Gatlin tested positive in the spring for exogenous testosterone, most likely a substance like testosterone cypionate that could be used in combination with another steroid. Where would Gatlin learn such techniques? From BALCO, the center of the sports doping scandal universe or perhaps from Trevor Graham, the coach who turned in BALCO’s secret THG to authorities, something many believe was done because Graham couldn’t get his own supply. As if that positive test – an unquestioned, inexcusable positive test that led Gatlin to accept an eight year suspension – were not enough, Gatlin thumbed his nose at the integrity of the sport.
This spring when the USA Track & Field Outdoor Championship was held in Indianapolis, Gatlin was there. He ran and won at a tournament after knowing he had tested positive, using the appeals process to gain a moment in the sun and take the appearance fee. That’s bad enough, but Gatlin was showcased. He stood, the shadow of the positive test on his head, and spoke to schoolchildren about the dangers of steroids. Faced with a smoking gun, Gatlin lied to the faces of the future. His speed was tainted, but no more so than his reputation and the integrity of the very sport.
Gatlin is now trying out for the Texans and perhaps other teams. At 24, the eight year suspension is likely the equivalent of a lifetime suspension from sprinting and while he hasn’t played football since 10th grade, Gatlin no doubt looked at his agent and saw the possibilities. His agent, Renaldo Nehemiah, made the same switch from track to football. Nehemiah brought his speed to the 49ers; Gatlin would bring that, but far too much baggage. Why, under suspension from a recognized sanctioning body, would the NFL explicitly allow Gatlin to try out? Why, when their limp noodle drug testing policy works so well in concert with their media machine, would the NFL not let that sleeping dog lie?

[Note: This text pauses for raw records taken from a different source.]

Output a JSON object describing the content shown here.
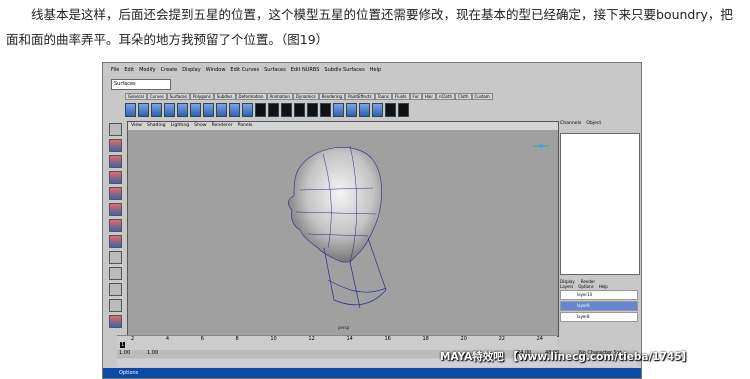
{
  "paragraph": "线基本是这样，后面还会提到五星的位置，这个模型五星的位置还需要修改，现在基本的型已经确定，接下来只要boundry，把面和面的曲率弄平。耳朵的地方我预留了个位置。（图19）",
  "figure": {
    "menubar": [
      "File",
      "Edit",
      "Modify",
      "Create",
      "Display",
      "Window",
      "Edit Curves",
      "Surfaces",
      "Edit NURBS",
      "Subdiv Surfaces",
      "Help"
    ],
    "mode_combo": "Surfaces",
    "shelf_tabs": [
      "General",
      "Curves",
      "Surfaces",
      "Polygons",
      "Subdivs",
      "Deformation",
      "Animation",
      "Dynamics",
      "Rendering",
      "PaintEffects",
      "Toons",
      "Fluids",
      "Fur",
      "Hair",
      "nCloth",
      "Cloth",
      "Custom"
    ],
    "viewport_menu": [
      "View",
      "Shading",
      "Lighting",
      "Show",
      "Renderer",
      "Panels"
    ],
    "viewport_label": "persp",
    "channel_box_tabs": [
      "Channels",
      "Object"
    ],
    "layer_mode": [
      "Display",
      "Render"
    ],
    "layer_menu": [
      "Layers",
      "Options",
      "Help"
    ],
    "layers": [
      {
        "name": "layer10",
        "selected": false
      },
      {
        "name": "layer9",
        "selected": true
      },
      {
        "name": "layer8",
        "selected": false
      }
    ],
    "timeline_ticks": [
      "2",
      "4",
      "6",
      "8",
      "10",
      "12",
      "14",
      "16",
      "18",
      "20",
      "22",
      "24"
    ],
    "current_frame": "1",
    "range": {
      "start": "1.00",
      "inner_start": "1.00",
      "end": "48.00",
      "inner_end": "24.00"
    },
    "character_set": "No Character Set",
    "taskbar_text": "Options"
  },
  "watermark": "MAYA特效吧 【www.linecg.com/tieba/1745】"
}
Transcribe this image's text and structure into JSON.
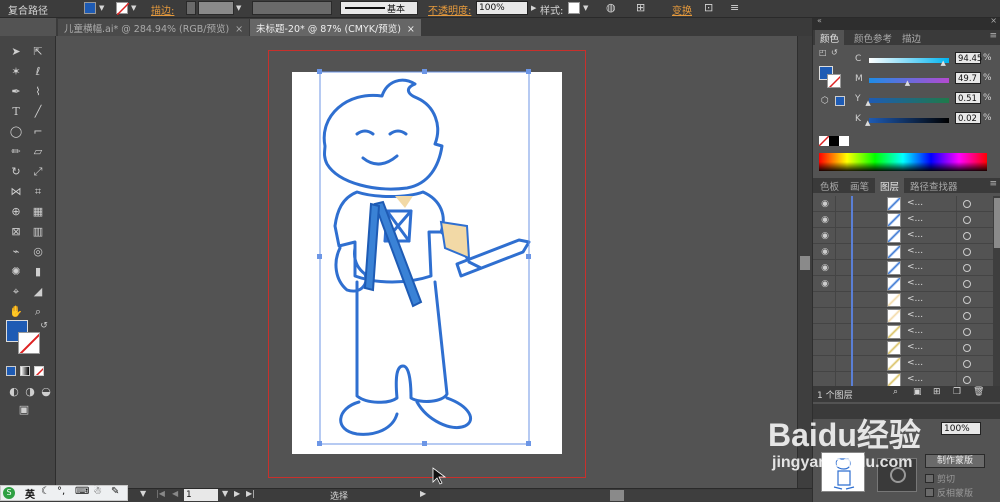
{
  "control_bar": {
    "mode_label": "复合路径",
    "stroke_label": "描边:",
    "stroke_style": "基本",
    "opacity_label": "不透明度:",
    "opacity_value": "100%",
    "style_label": "样式:",
    "transform_label": "变换",
    "fill_color": "#1e5bb4"
  },
  "tabs": [
    {
      "label": "儿童横幅.ai* @ 284.94% (RGB/预览)",
      "close": "×"
    },
    {
      "label": "未标题-20* @ 87% (CMYK/预览)",
      "close": "×"
    }
  ],
  "status": {
    "page_value": "1",
    "mode_text": "选择"
  },
  "color_panel": {
    "tabs": [
      "颜色",
      "颜色参考",
      "描边"
    ],
    "channels": [
      {
        "name": "C",
        "value": "94.45",
        "unit": "%",
        "level": 94.45
      },
      {
        "name": "M",
        "value": "49.7",
        "unit": "%",
        "level": 49.7
      },
      {
        "name": "Y",
        "value": "0.51",
        "unit": "%",
        "level": 0.51
      },
      {
        "name": "K",
        "value": "0.02",
        "unit": "%",
        "level": 0.02
      }
    ]
  },
  "layers_panel": {
    "tabs": [
      "色板",
      "画笔",
      "图层",
      "路径查找器"
    ],
    "placeholder": "<...",
    "rows": 12,
    "footer": "1 个图层"
  },
  "bottom_panel": {
    "opacity_value": "100%",
    "make_mask_label": "制作蒙版",
    "clip_label": "剪切",
    "invert_label": "反相蒙版"
  },
  "ime": {
    "label": "英"
  },
  "watermark": {
    "brand": "Baidu经验",
    "url": "jingyan.baidu.com"
  },
  "colors": {
    "accent_blue": "#1e5bb4",
    "artboard_border": "#c8302c",
    "stroke_blue": "#2f6fd0"
  }
}
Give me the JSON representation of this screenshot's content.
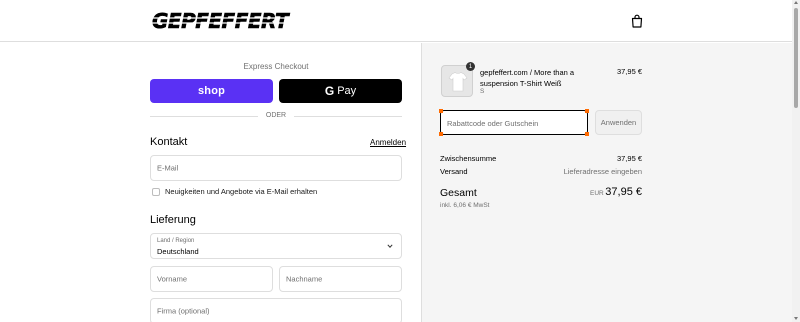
{
  "header": {
    "logo_text": "GEPFEFFERT",
    "cart_icon": "shopping-bag-icon"
  },
  "express": {
    "label": "Express Checkout",
    "shop_label": "shop",
    "gpay_g": "G",
    "gpay_label": "Pay",
    "or_label": "ODER",
    "shop_color": "#5a31f4"
  },
  "contact": {
    "title": "Kontakt",
    "login_link": "Anmelden",
    "email_placeholder": "E-Mail",
    "newsletter_label": "Neuigkeiten und Angebote via E-Mail erhalten"
  },
  "delivery": {
    "title": "Lieferung",
    "country_label": "Land / Region",
    "country_value": "Deutschland",
    "first_name_placeholder": "Vorname",
    "last_name_placeholder": "Nachname",
    "company_placeholder": "Firma (optional)"
  },
  "summary": {
    "product_name": "gepfeffert.com / More than a suspension T-Shirt Weiß",
    "product_variant": "S",
    "product_qty": "1",
    "product_price": "37,95 €",
    "discount_placeholder": "Rabattcode oder Gutschein",
    "apply_label": "Anwenden",
    "subtotal_label": "Zwischensumme",
    "subtotal_value": "37,95 €",
    "shipping_label": "Versand",
    "shipping_value": "Lieferadresse eingeben",
    "total_label": "Gesamt",
    "total_currency": "EUR",
    "total_value": "37,95 €",
    "tax_note": "inkl. 6,06 € MwSt"
  }
}
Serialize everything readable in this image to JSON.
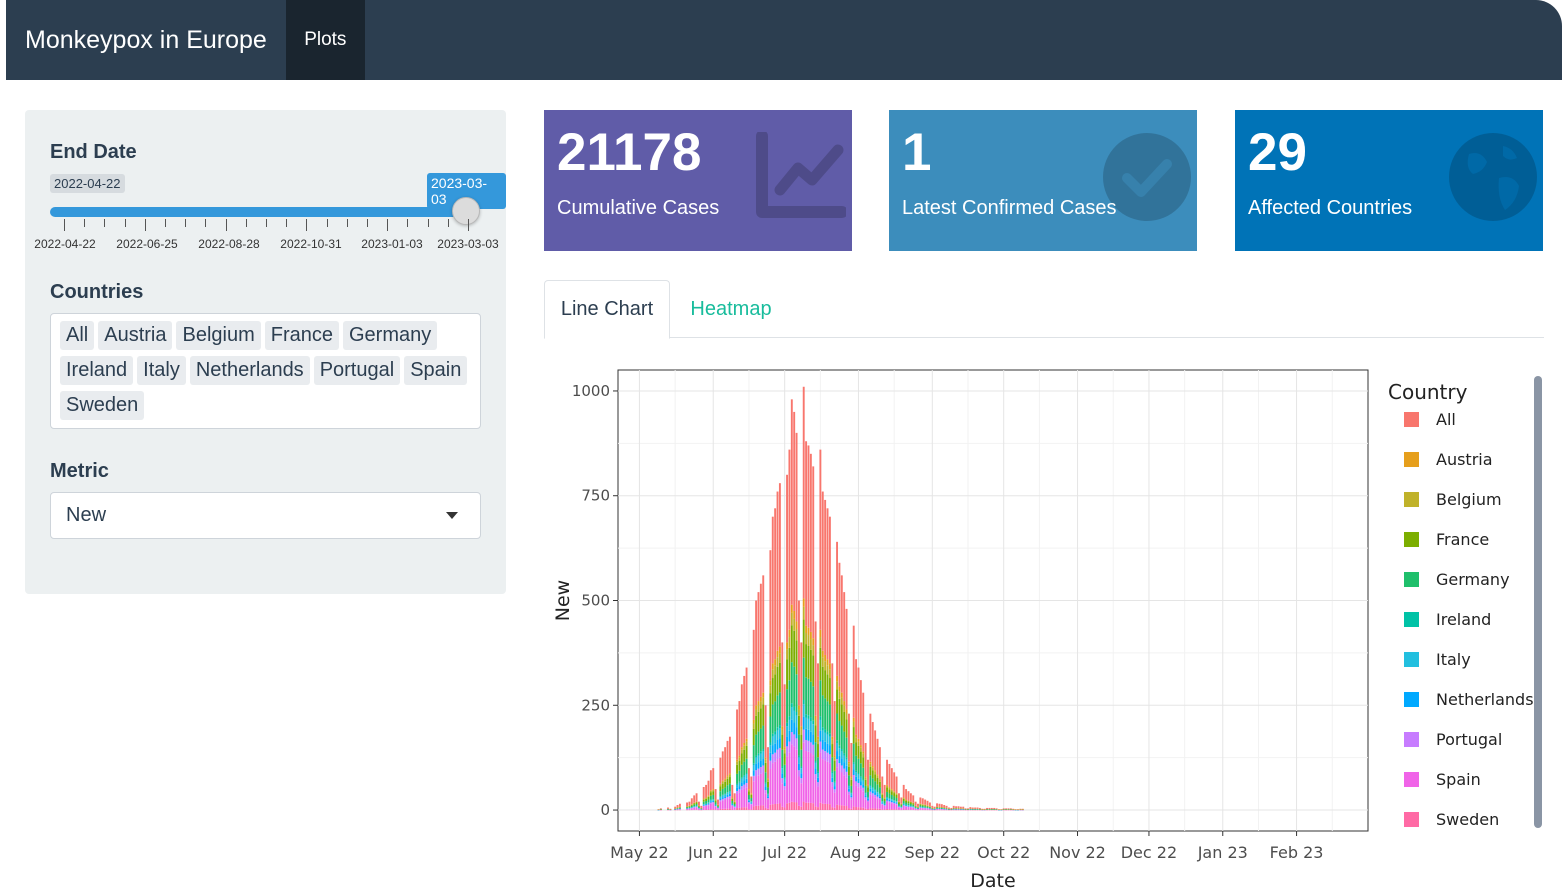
{
  "navbar": {
    "title": "Monkeypox in Europe",
    "tab": "Plots"
  },
  "sidebar": {
    "end_date": {
      "label": "End Date",
      "min_label": "2022-04-22",
      "value": "2023-03-03",
      "ticks": [
        "2022-04-22",
        "2022-06-25",
        "2022-08-28",
        "2022-10-31",
        "2023-01-03",
        "2023-03-03"
      ]
    },
    "countries": {
      "label": "Countries",
      "selected": [
        "All",
        "Austria",
        "Belgium",
        "France",
        "Germany",
        "Ireland",
        "Italy",
        "Netherlands",
        "Portugal",
        "Spain",
        "Sweden"
      ]
    },
    "metric": {
      "label": "Metric",
      "value": "New"
    }
  },
  "value_boxes": [
    {
      "value": "21178",
      "subtitle": "Cumulative Cases",
      "color": "#605ca8",
      "icon": "chart-line-icon"
    },
    {
      "value": "1",
      "subtitle": "Latest Confirmed Cases",
      "color": "#3c8dbc",
      "icon": "check-circle-icon"
    },
    {
      "value": "29",
      "subtitle": "Affected Countries",
      "color": "#0073b7",
      "icon": "globe-icon"
    }
  ],
  "tabs": [
    {
      "label": "Line Chart",
      "active": true
    },
    {
      "label": "Heatmap",
      "active": false
    }
  ],
  "chart_data": {
    "type": "bar",
    "stacked": true,
    "xlabel": "Date",
    "ylabel": "New",
    "x_ticks": [
      "May 22",
      "Jun 22",
      "Jul 22",
      "Aug 22",
      "Sep 22",
      "Oct 22",
      "Nov 22",
      "Dec 22",
      "Jan 23",
      "Feb 23"
    ],
    "y_ticks": [
      0,
      250,
      500,
      750,
      1000
    ],
    "ylim": [
      -50,
      1050
    ],
    "x_range": [
      "2022-04-22",
      "2023-03-03"
    ],
    "grid": true,
    "legend": {
      "title": "Country",
      "placement": "right",
      "entries": [
        {
          "name": "All",
          "color": "#f8766d"
        },
        {
          "name": "Austria",
          "color": "#e69f1c"
        },
        {
          "name": "Belgium",
          "color": "#c0b22a"
        },
        {
          "name": "France",
          "color": "#7cae00"
        },
        {
          "name": "Germany",
          "color": "#1fbf6b"
        },
        {
          "name": "Ireland",
          "color": "#00c2a6"
        },
        {
          "name": "Italy",
          "color": "#22bfdf"
        },
        {
          "name": "Netherlands",
          "color": "#00a9ff"
        },
        {
          "name": "Portugal",
          "color": "#c77cff"
        },
        {
          "name": "Spain",
          "color": "#f064e8"
        },
        {
          "name": "Sweden",
          "color": "#ff6aa5"
        }
      ]
    },
    "series_shares": {
      "All": 0.5,
      "Austria": 0.02,
      "Belgium": 0.03,
      "France": 0.09,
      "Germany": 0.1,
      "Ireland": 0.01,
      "Italy": 0.03,
      "Netherlands": 0.03,
      "Portugal": 0.03,
      "Spain": 0.14,
      "Sweden": 0.02
    },
    "daily_totals_by_week": [
      {
        "week_of": "2022-05-09",
        "values": [
          2,
          4,
          0,
          0,
          6,
          3,
          0
        ]
      },
      {
        "week_of": "2022-05-16",
        "values": [
          8,
          12,
          15,
          0,
          0,
          18,
          20
        ]
      },
      {
        "week_of": "2022-05-23",
        "values": [
          28,
          35,
          40,
          20,
          10,
          55,
          60
        ]
      },
      {
        "week_of": "2022-05-30",
        "values": [
          70,
          95,
          100,
          50,
          25,
          125,
          140
        ]
      },
      {
        "week_of": "2022-06-06",
        "values": [
          150,
          165,
          175,
          60,
          40,
          240,
          260
        ]
      },
      {
        "week_of": "2022-06-13",
        "values": [
          300,
          320,
          340,
          100,
          80,
          430,
          500
        ]
      },
      {
        "week_of": "2022-06-20",
        "values": [
          520,
          540,
          560,
          250,
          150,
          620,
          700
        ]
      },
      {
        "week_of": "2022-06-27",
        "values": [
          720,
          760,
          780,
          400,
          300,
          800,
          860
        ]
      },
      {
        "week_of": "2022-07-04",
        "values": [
          980,
          950,
          900,
          500,
          400,
          1010,
          880
        ]
      },
      {
        "week_of": "2022-07-11",
        "values": [
          870,
          850,
          820,
          450,
          350,
          860,
          760
        ]
      },
      {
        "week_of": "2022-07-18",
        "values": [
          740,
          720,
          700,
          350,
          260,
          640,
          590
        ]
      },
      {
        "week_of": "2022-07-25",
        "values": [
          560,
          520,
          480,
          230,
          160,
          440,
          360
        ]
      },
      {
        "week_of": "2022-08-01",
        "values": [
          340,
          310,
          280,
          160,
          120,
          230,
          210
        ]
      },
      {
        "week_of": "2022-08-08",
        "values": [
          190,
          170,
          150,
          80,
          60,
          120,
          110
        ]
      },
      {
        "week_of": "2022-08-15",
        "values": [
          100,
          90,
          80,
          40,
          30,
          60,
          50
        ]
      },
      {
        "week_of": "2022-08-22",
        "values": [
          45,
          40,
          35,
          20,
          15,
          30,
          28
        ]
      },
      {
        "week_of": "2022-08-29",
        "values": [
          25,
          22,
          18,
          10,
          8,
          16,
          15
        ]
      },
      {
        "week_of": "2022-09-05",
        "values": [
          14,
          12,
          10,
          6,
          5,
          10,
          9
        ]
      },
      {
        "week_of": "2022-09-12",
        "values": [
          9,
          8,
          8,
          4,
          4,
          7,
          6
        ]
      },
      {
        "week_of": "2022-09-19",
        "values": [
          6,
          6,
          5,
          3,
          3,
          5,
          5
        ]
      },
      {
        "week_of": "2022-09-26",
        "values": [
          5,
          5,
          4,
          2,
          2,
          4,
          4
        ]
      },
      {
        "week_of": "2022-10-03",
        "values": [
          4,
          4,
          3,
          2,
          2,
          3,
          3
        ]
      }
    ]
  }
}
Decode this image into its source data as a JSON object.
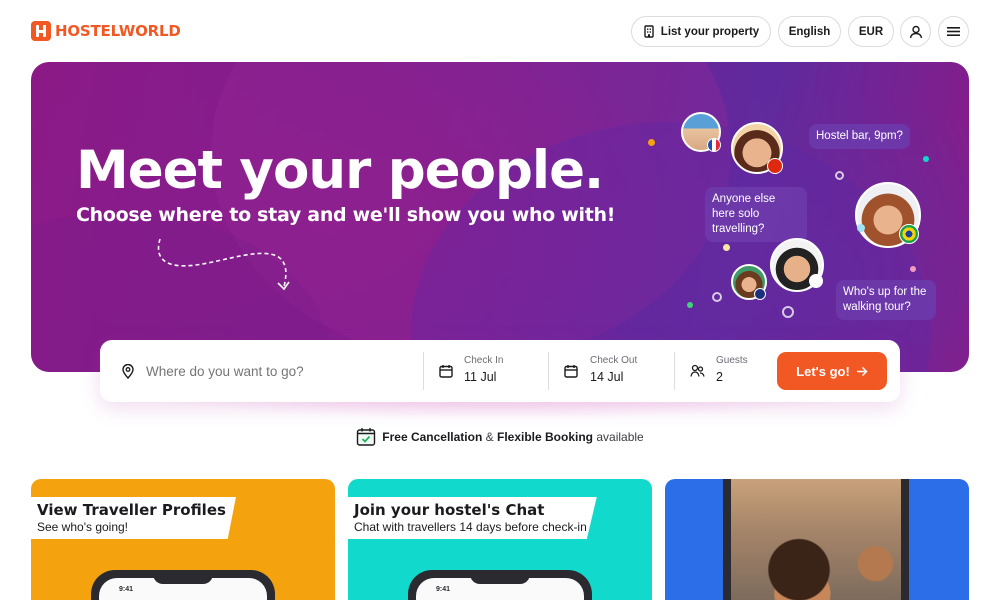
{
  "header": {
    "brand": "HOSTELWORLD",
    "list_property": "List your property",
    "language": "English",
    "currency": "EUR"
  },
  "hero": {
    "title": "Meet your people.",
    "subtitle": "Choose where to stay and we'll show you who with!",
    "bubbles": [
      "Hostel bar, 9pm?",
      "Anyone else here solo travelling?",
      "Who's up for the walking tour?"
    ]
  },
  "search": {
    "destination_placeholder": "Where do you want to go?",
    "checkin_label": "Check In",
    "checkin_value": "11 Jul",
    "checkout_label": "Check Out",
    "checkout_value": "14 Jul",
    "guests_label": "Guests",
    "guests_value": "2",
    "submit_label": "Let's go!"
  },
  "notice": {
    "free_cancellation": "Free Cancellation",
    "and": "&",
    "flexible_booking": "Flexible Booking",
    "available": "available"
  },
  "cards": [
    {
      "title": "View Traveller Profiles",
      "subtitle": "See who's going!",
      "color": "#f5a20f",
      "phone_time": "9:41"
    },
    {
      "title": "Join your hostel's Chat",
      "subtitle": "Chat with travellers 14 days before check-in",
      "color": "#11d9cc",
      "phone_time": "9:41"
    },
    {
      "title": "",
      "subtitle": "",
      "color": "#2b6ee8"
    }
  ],
  "colors": {
    "brand_orange": "#f25824",
    "hero_purple": "#7a1f91"
  },
  "icons": [
    "hostelworld-logo-icon",
    "building-icon",
    "user-icon",
    "menu-icon",
    "location-pin-icon",
    "calendar-icon",
    "guests-icon",
    "arrow-right-icon",
    "calendar-check-icon"
  ]
}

There’s an answer, but it’s not what I’d expected. The fact is that, according to NFL spokesman Greg Aiello, there was no approval given to the Texans for Gatlin’s tryout. That leaves the Texans with some explaining to do.
But the thought that an NFL team could allow this type of person to try out for a team, putting their team and the league at the center of controversy is telling. Simply put, the NFL has reached a stage where their arrogance and denial have met. They don’t believe there is a problem with drugs in football and even if there were, their control would allow them to quickly sweep it under the rug. Gatlin is a symbol of cheating, of falsehood, of all the evils of modern sport and yet, the NFL thinks it’s monogrammed shield is a bigger symbol.
Maybe it is, but that shield that looms so big and powerful might be like so many of its players – juiced.